Formaldehyde on the Boat?

This week we took out 2 of the extra sails that were shoved deep into one of the hulls on the boat. One sail is an extra Jib and the other a Spinnaker. It appears that the Jib had been damaged at some point in its life as the sacrifice had been ripped on the sail. No worries though, this is a perfect chance for Val to continue working on her skill as a sail maker anyway.

Val whipped out her teaching guide, Sailmaker's Apprentice, A guide for the self-reliant sailor, and began to look through what it would take to fix these Dacron sails. Her eyes furrowed. "Val", I asked, "what's wrong?" Her reply caused my head to tilt back.

The resin used in adhering Dacron sails has formaldehyde in them. The more resin, the more formaldehyde. We discussed the consequences of this and the risk associated with it. Clearly no one has died on the boat due to breathing it in, but the question has become, do we leave these sails on the boat? We do have sail lockers that are not located in the main cabin area, so the sails should make their way out to them. We can use the interior hull space where the sails were for something else.
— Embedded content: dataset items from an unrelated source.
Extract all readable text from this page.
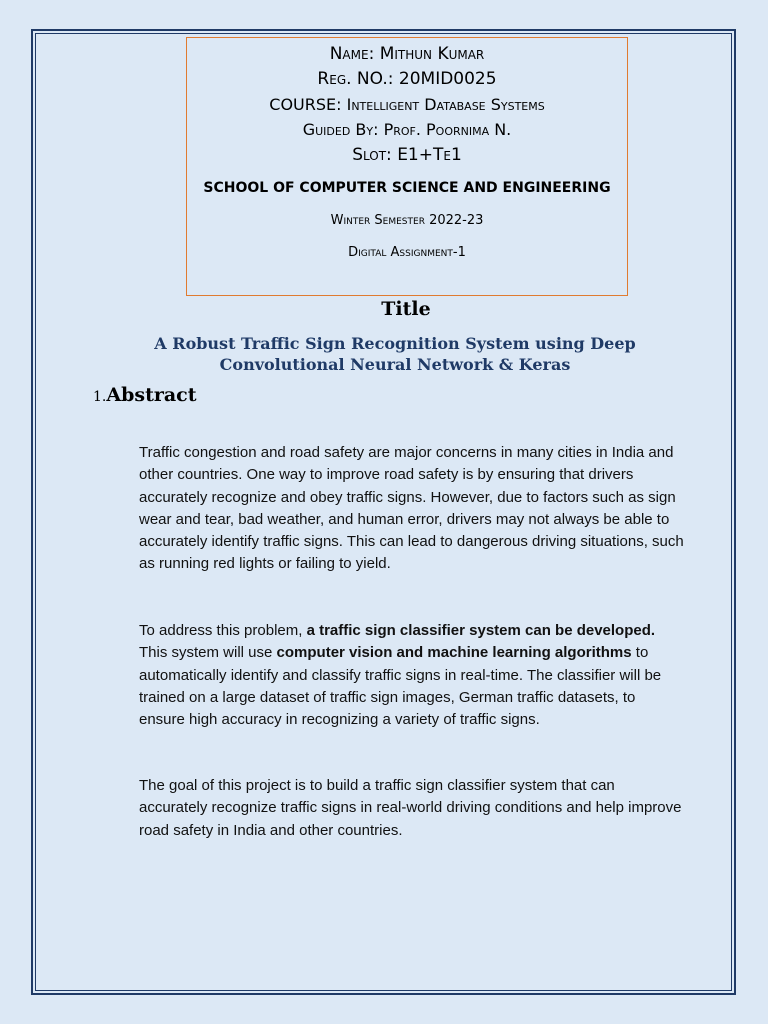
Name: Mithun Kumar
Reg. NO.: 20MID0025
COURSE: Intelligent Database Systems
Guided By: Prof. Poornima N.
Slot: E1+Te1
SCHOOL OF COMPUTER SCIENCE AND ENGINEERING
Winter Semester 2022-23
Digital Assignment-1
Title
A Robust Traffic Sign Recognition System using Deep Convolutional Neural Network & Keras
1.Abstract

Traffic congestion and road safety are major concerns in many cities in India and other countries. One way to improve road safety is by ensuring that drivers accurately recognize and obey traffic signs. However, due to factors such as sign wear and tear, bad weather, and human error, drivers may not always be able to accurately identify traffic signs. This can lead to dangerous driving situations, such as running red lights or failing to yield.

To address this problem, a traffic sign classifier system can be developed. This system will use computer vision and machine learning algorithms to automatically identify and classify traffic signs in real-time. The classifier will be trained on a large dataset of traffic sign images, German traffic datasets, to ensure high accuracy in recognizing a variety of traffic signs.

The goal of this project is to build a traffic sign classifier system that can accurately recognize traffic signs in real-world driving conditions and help improve road safety in India and other countries.
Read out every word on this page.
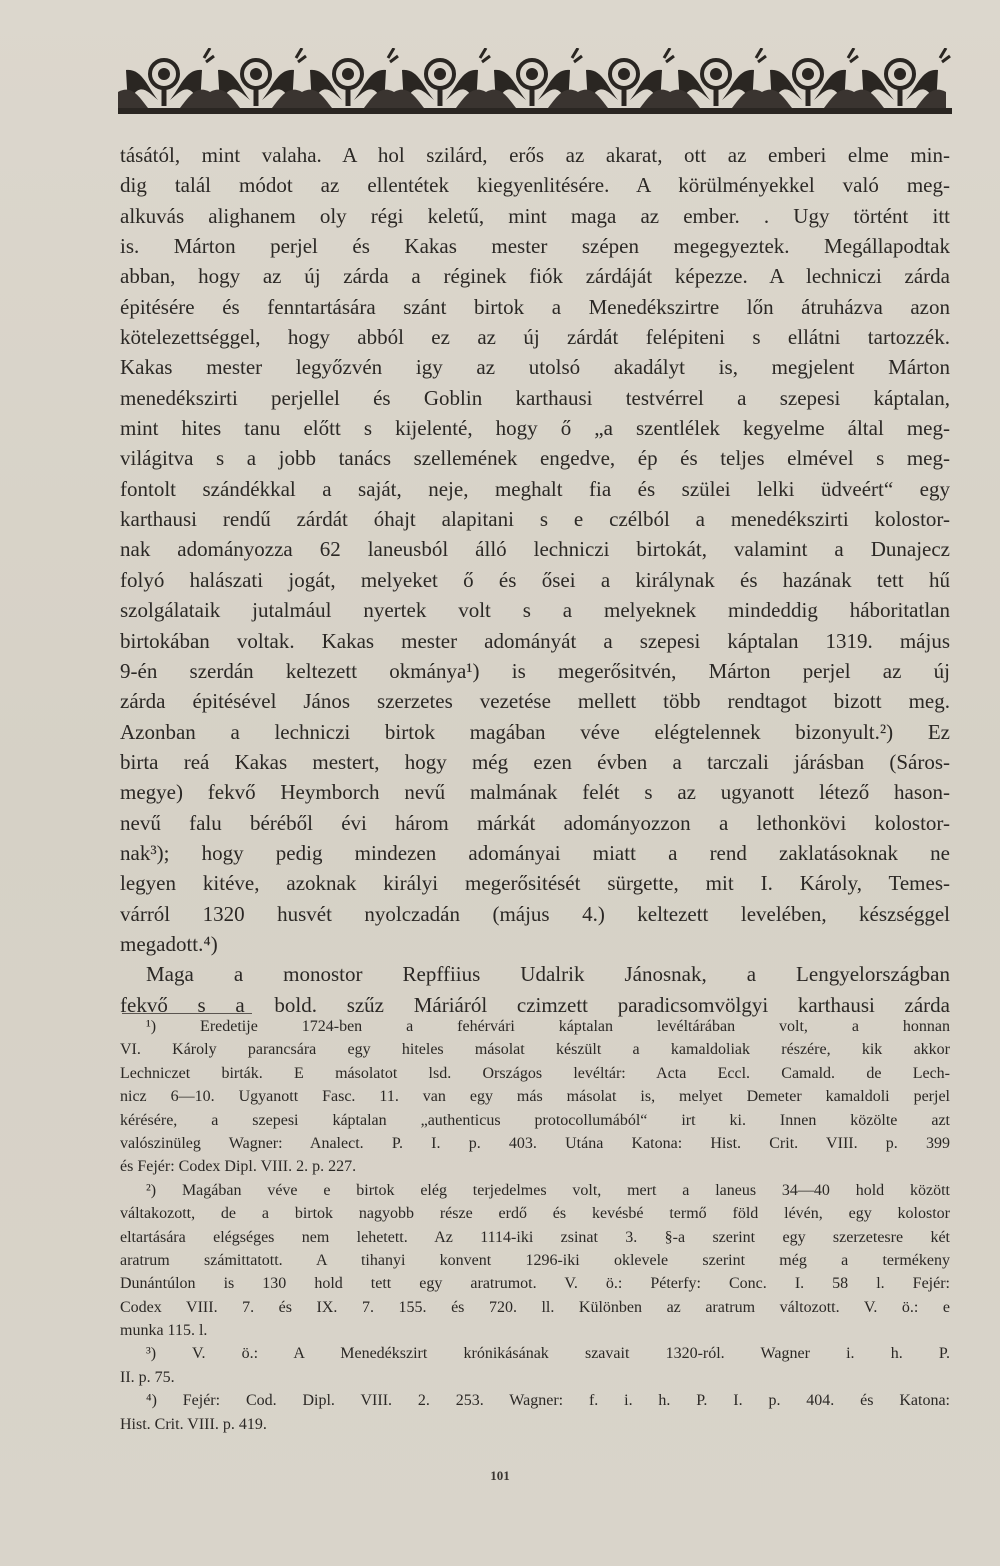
tásától, mint valaha. A hol szilárd, erős az akarat, ott az emberi elme min-
dig talál módot az ellentétek kiegyenlitésére. A körülményekkel való meg-
alkuvás alighanem oly régi keletű, mint maga az ember. . Ugy történt itt
is. Márton perjel és Kakas mester szépen megegyeztek. Megállapodtak
abban, hogy az új zárda a réginek fiók zárdáját képezze. A lechniczi zárda
épitésére és fenntartására szánt birtok a Menedékszirtre lőn átruházva azon
kötelezettséggel, hogy abból ez az új zárdát felépiteni s ellátni tartozzék.
Kakas mester legyőzvén igy az utolsó akadályt is, megjelent Márton
menedékszirti perjellel és Goblin karthausi testvérrel a szepesi káptalan,
mint hites tanu előtt s kijelenté, hogy ő „a szentlélek kegyelme által meg-
világitva s a jobb tanács szellemének engedve, ép és teljes elmével s meg-
fontolt szándékkal a saját, neje, meghalt fia és szülei lelki üdveért“ egy
karthausi rendű zárdát óhajt alapitani s e czélból a menedékszirti kolostor-
nak adományozza 62 laneusból álló lechniczi birtokát, valamint a Dunajecz
folyó halászati jogát, melyeket ő és ősei a királynak és hazának tett hű
szolgálataik jutalmául nyertek volt s a melyeknek mindeddig háboritatlan
birtokában voltak. Kakas mester adományát a szepesi káptalan 1319. május
9-én szerdán keltezett okmánya¹) is megerősitvén, Márton perjel az új
zárda épitésével János szerzetes vezetése mellett több rendtagot bizott meg.
Azonban a lechniczi birtok magában véve elégtelennek bizonyult.²) Ez
birta reá Kakas mestert, hogy még ezen évben a tarczali járásban (Sáros-
megye) fekvő Heymborch nevű malmának felét s az ugyanott létező hason-
nevű falu béréből évi három márkát adományozzon a lethonkövi kolostor-
nak³); hogy pedig mindezen adományai miatt a rend zaklatásoknak ne
legyen kitéve, azoknak királyi megerősitését sürgette, mit I. Károly, Temes-
várról 1320 husvét nyolczadán (május 4.) keltezett levelében, készséggel
megadott.⁴)
Maga a monostor Repffiius Udalrik Jánosnak, a Lengyelországban
fekvő s a bold. szűz Máriáról czimzett paradicsomvölgyi karthausi zárda
¹) Eredetije 1724-ben a fehérvári káptalan levéltárában volt, a honnan
VI. Károly parancsára egy hiteles másolat készült a kamaldoliak részére, kik akkor
Lechniczet birták. E másolatot lsd. Országos levéltár: Acta Eccl. Camald. de Lech-
nicz 6—10. Ugyanott Fasc. 11. van egy más másolat is, melyet Demeter kamaldoli perjel
kérésére, a szepesi káptalan „authenticus protocollumából“ irt ki. Innen közölte azt
valószinüleg Wagner: Analect. P. I. p. 403. Utána Katona: Hist. Crit. VIII. p. 399
és Fejér: Codex Dipl. VIII. 2. p. 227.
²) Magában véve e birtok elég terjedelmes volt, mert a laneus 34—40 hold között
váltakozott, de a birtok nagyobb része erdő és kevésbé termő föld lévén, egy kolostor
eltartására elégséges nem lehetett. Az 1114-iki zsinat 3. §-a szerint egy szerzetesre két
aratrum számittatott. A tihanyi konvent 1296-iki oklevele szerint még a termékeny
Dunántúlon is 130 hold tett egy aratrumot. V. ö.: Péterfy: Conc. I. 58 l. Fejér:
Codex VIII. 7. és IX. 7. 155. és 720. ll. Különben az aratrum változott. V. ö.: e
munka 115. l.
³) V. ö.: A Menedékszirt krónikásának szavait 1320-ról. Wagner i. h. P.
II. p. 75.
⁴) Fejér: Cod. Dipl. VIII. 2. 253. Wagner: f. i. h. P. I. p. 404. és Katona:
Hist. Crit. VIII. p. 419.
101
The knowledge, the existence of formaldehyde on the boat, was a surprise. Would this amount have killed us? No. But we do need to understand what is on the boat at all times. This is our home. I wonder what else we will find .....


  1. If you are worried about formaldehyde that you are beathing, I would suggest using a passive acs badge for formaldehyde. $40 includes the lab analysis. Just slide the outer cover of the badge down exposing a series of holes. Hang the badge in the area of the boat that you spend the most time. 24-hours later slide the cover closed and mail to lab. A week later you get the results. The amount of formaldehyde double for every 10 degrees, so you might want to repeat the test a second time in hot weather.

    In the mean time, breath the fresh outside air as much as possilble.

    If you concern is absorbtion via touch, just use cloves when handling the sail.

    You will likely have many sources other than the sail. Moisture also increases the formaldehyde concentration.

  2. @Richard: Fantastic suggestion! Thank you. I wonder if there is some sort of general chemical absorption badge that we could leave on the boat for 24 hours to pick up whatever is in the air, send that in for analysis and see what turns up.